Aranda G, Enseñat J, Mora M, Puig-Domingo M, Martínez de Osaba M J, Casals G, Verger E, Ribalta M T, Hanzu F A, Halperin I
Department of Endocrinology and Nutrition, Hospital Clinic, Barcelona, Spain.
Pituitary. 2015 Feb;18(1):142-9. doi: 10.1007/s11102-014-0567-8.
Transsphenoidal surgery is the procedure of choice in Cushing disease (CD), with immediate post-operative remission rates ranging between 59 and 94% and recurrence rates between 3 and 46%, both depending upon the definition criteria and the duration of the follow-up. Our aim was to assess the rate of remission, recurrence and persistence of the disease after the first treatment and to identify predictors of remission in the CD population of our center.
Retrospective cohort study of the patients diagnosed of CD and with follow-up in our center between 1974 and 2011. We analyzed 41 patients (35 women and 6 men) with a mean age at diagnosis of 34 ± 13 years. The mean follow-up was 14 ± 10 years (range 1-37 years) and the median of follow-up period was 6.68 years.
Thirty-five (85.4%) patients underwent transsphenoidal surgery as first treatment option. Histopathological evidence of a pituitary adenoma was registered in 17 (48.5%) patients. Thirty-two (78%) patients achieved disease remission after the first treatment, 21 (65.6%) of them presented disease recurrence. Persistent disease was observed in 9 (22%) patients. Twelve (29.3%) subjects developed post-surgical adrenal insufficiency, 7 of which (70%) achieved stable remission. Two parameters were found to be significant predictors of remission after the first treatment: age at disease diagnosis and the development of adrenal insufficiency (cortisol <3 μg/dl) in the immediate post-operative state.
We report a high recurrence rate, at least partially attributable to the long follow-up time. Early post-surgery adrenal insufficiency predicts remission. Hypopituitarism was also very prevalent, and strongly associated with radiotherapy. These results lead us to the conclusion that CD needs a life-long strict follow-up.

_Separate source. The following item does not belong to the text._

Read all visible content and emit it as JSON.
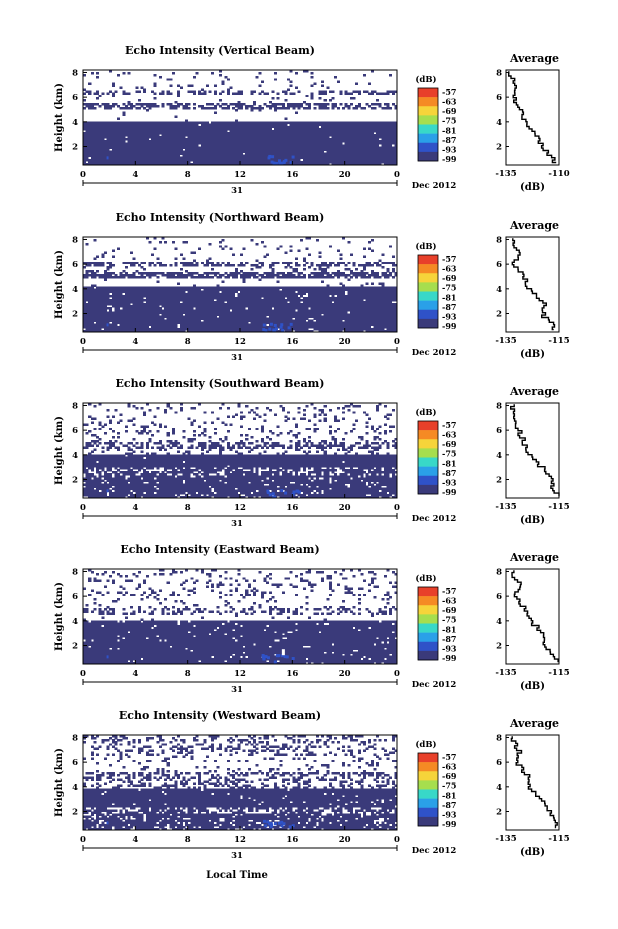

经蝶窦手术是库欣病(CD)的首选治疗方法,术后立即缓解率在59%至94%之间,复发率在3%至46%之间,这两者均取决于定义标准和随访时间。我们的目的是评估首次治疗后疾病的缓解率、复发率和持续率,并确定我们中心CD患者群体中缓解的预测因素。
对1974年至2011年在我们中心诊断为CD并接受随访的患者进行回顾性队列研究。我们分析了41例患者(35例女性和6例男性),诊断时的平均年龄为34±13岁。平均随访时间为14±10年(范围1至37年),随访期中位数为6.68年。
35例(85.4%)患者接受经蝶窦手术作为首选治疗方案。17例(48.5%)患者有垂体腺瘤的组织病理学证据。32例(78%)患者在首次治疗后实现疾病缓解,其中21例(65.6%)出现疾病复发。9例(22%)患者疾病持续存在。12例(29.3%)患者出现术后肾上腺功能不全,其中7例(70%)实现稳定缓解。发现两个参数是首次治疗后缓解的显著预测因素:疾病诊断时的年龄和术后即刻出现肾上腺功能不全(皮质醇<3μg/dl)。
我们报告了较高的复发率,至少部分归因于较长的随访时间。术后早期肾上腺功能不全可预测缓解。垂体功能减退也非常普遍,且与放疗密切相关。这些结果使我们得出结论,CD需要终身严格随访。